In a lighter moment in his research, Beresford says he also found an "Easter egg" of animated dancing monkeys in the Siemens firmware. So he had shirts with the dancing monkeys made for himself and Siemens for Black Hat, and Siemens' Brandstetter gamely wore his to the session, with the word "PWND" emblazoned on the back.
"In the beginning [of the vulnerability disclosure], the Siemens PR team didn't talk to the engineering team," Beresford says, but that has since changed. "I give [Siemens] a lot of credit for not trying to pull my talk."
Beresford says there are plenty of PLCs connected to the Internet, whether operators are aware of them or not. "I'm not here to freak you out. But an attack on PLCs for 24 hours could cause it to blow up a plant," he says.
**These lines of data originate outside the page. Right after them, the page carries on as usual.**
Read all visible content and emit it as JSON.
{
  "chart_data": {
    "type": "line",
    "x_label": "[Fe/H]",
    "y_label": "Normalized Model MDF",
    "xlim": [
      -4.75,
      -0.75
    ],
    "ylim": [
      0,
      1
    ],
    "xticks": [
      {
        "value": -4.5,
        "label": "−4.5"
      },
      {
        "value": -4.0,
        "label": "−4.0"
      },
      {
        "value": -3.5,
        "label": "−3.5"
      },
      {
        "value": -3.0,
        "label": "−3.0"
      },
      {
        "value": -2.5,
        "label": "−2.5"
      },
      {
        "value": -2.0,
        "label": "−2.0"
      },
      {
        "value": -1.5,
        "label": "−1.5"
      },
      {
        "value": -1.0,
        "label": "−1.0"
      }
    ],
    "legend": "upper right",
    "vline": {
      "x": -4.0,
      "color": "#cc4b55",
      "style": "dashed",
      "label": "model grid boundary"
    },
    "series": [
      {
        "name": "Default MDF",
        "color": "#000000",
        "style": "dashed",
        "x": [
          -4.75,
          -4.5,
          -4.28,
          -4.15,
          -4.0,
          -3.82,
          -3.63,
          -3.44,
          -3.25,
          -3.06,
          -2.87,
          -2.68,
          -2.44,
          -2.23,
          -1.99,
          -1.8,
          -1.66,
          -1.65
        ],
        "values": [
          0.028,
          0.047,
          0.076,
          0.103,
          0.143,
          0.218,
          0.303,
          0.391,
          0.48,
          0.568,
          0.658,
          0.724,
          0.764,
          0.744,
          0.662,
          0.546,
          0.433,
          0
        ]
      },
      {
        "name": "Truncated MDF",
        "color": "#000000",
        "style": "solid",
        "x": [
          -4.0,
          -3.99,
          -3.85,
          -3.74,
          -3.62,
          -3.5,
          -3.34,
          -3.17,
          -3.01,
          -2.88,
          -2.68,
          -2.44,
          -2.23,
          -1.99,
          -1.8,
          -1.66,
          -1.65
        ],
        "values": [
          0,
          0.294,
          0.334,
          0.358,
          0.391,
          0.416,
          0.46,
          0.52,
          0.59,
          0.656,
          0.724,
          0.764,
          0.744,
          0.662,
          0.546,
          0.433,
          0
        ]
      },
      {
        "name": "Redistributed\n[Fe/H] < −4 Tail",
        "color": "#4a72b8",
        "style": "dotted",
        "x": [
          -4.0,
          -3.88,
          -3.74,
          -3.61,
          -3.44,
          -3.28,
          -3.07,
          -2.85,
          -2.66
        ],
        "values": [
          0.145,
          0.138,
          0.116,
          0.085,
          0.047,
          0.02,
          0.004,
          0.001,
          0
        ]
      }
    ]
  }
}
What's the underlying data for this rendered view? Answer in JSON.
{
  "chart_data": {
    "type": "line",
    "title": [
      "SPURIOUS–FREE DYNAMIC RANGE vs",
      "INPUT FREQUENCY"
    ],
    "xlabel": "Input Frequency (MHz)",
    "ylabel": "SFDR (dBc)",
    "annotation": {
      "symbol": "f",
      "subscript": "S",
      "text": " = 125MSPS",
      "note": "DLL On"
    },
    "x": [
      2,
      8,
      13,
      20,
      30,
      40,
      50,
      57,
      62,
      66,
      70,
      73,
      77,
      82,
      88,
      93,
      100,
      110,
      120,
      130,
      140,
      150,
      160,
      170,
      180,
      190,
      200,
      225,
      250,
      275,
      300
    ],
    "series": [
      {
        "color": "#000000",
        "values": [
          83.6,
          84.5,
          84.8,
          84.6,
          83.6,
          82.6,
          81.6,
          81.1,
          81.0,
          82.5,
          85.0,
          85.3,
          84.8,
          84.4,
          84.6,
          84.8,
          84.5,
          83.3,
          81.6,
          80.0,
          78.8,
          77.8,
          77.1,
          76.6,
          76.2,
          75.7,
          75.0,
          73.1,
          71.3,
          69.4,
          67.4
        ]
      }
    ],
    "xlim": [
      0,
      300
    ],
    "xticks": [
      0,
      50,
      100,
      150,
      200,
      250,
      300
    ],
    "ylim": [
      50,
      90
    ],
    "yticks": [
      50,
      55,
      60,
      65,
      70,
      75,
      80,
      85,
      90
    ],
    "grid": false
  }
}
The bottom line is that it's not that difficult to wrest control of these devices. Beresford says his research debunks theories by experts, such as Ralph Langner, that it would take a major nation-state to pull off a devastating power grid hack. Although Beresford didn't write any exploit code, his proof-of-concept could be easily parlayed into a worm-borne attack similar to the way Stuxnet spread.
"This creates an awareness that not only nation-states [can hack SCADA systems], but it's now in the hands of researchers, and it's only a matter of time," Beresford says. "Someone could use it to cause damage to control systems."
But Beresford's hack is actually more streamlined than Stuxnet was: His went directly at the PLC. "I directly attacked the PLC, unlike Stuxnet," Beresford says. "Stuxnet pivoted off of an engineering workstation. I'm not sure why they did that -- they didn't need to go to that trouble. They probably wanted something on that workstation."
At the heart of the holes in the Siemens devices are the lack of access control to them, which, like other PLC systems, use the 802.3 Ethernet Profibus and Profinet LAN protocols, which communicate via TSAP over TCP Port 102. TSAP transmits packets in plain text, too. TSAP, like TCP, is an older protocol that was not created with security in mind. So it's a matter of PLC manufacturers better locking them down. "The protocols are not broken -- it's the lack of access control," Beresford says.
It's not just Siemens SCADA systems that are at risk of such attacks. Jonathan Pollet, a SCADA security expert and founder and principal consultant at Red Tiger Security, says the threat is "systemic across all PLCs."
The researchers say it's likely these attacks could also work against GE, Rockwell, and other SCADA products that run the same communications protocols. The evolution of open systems and open protocols among these devices has left the door open for malicious activity, Pollet says. "And we don't have the capability to log forensic information in these products," he says.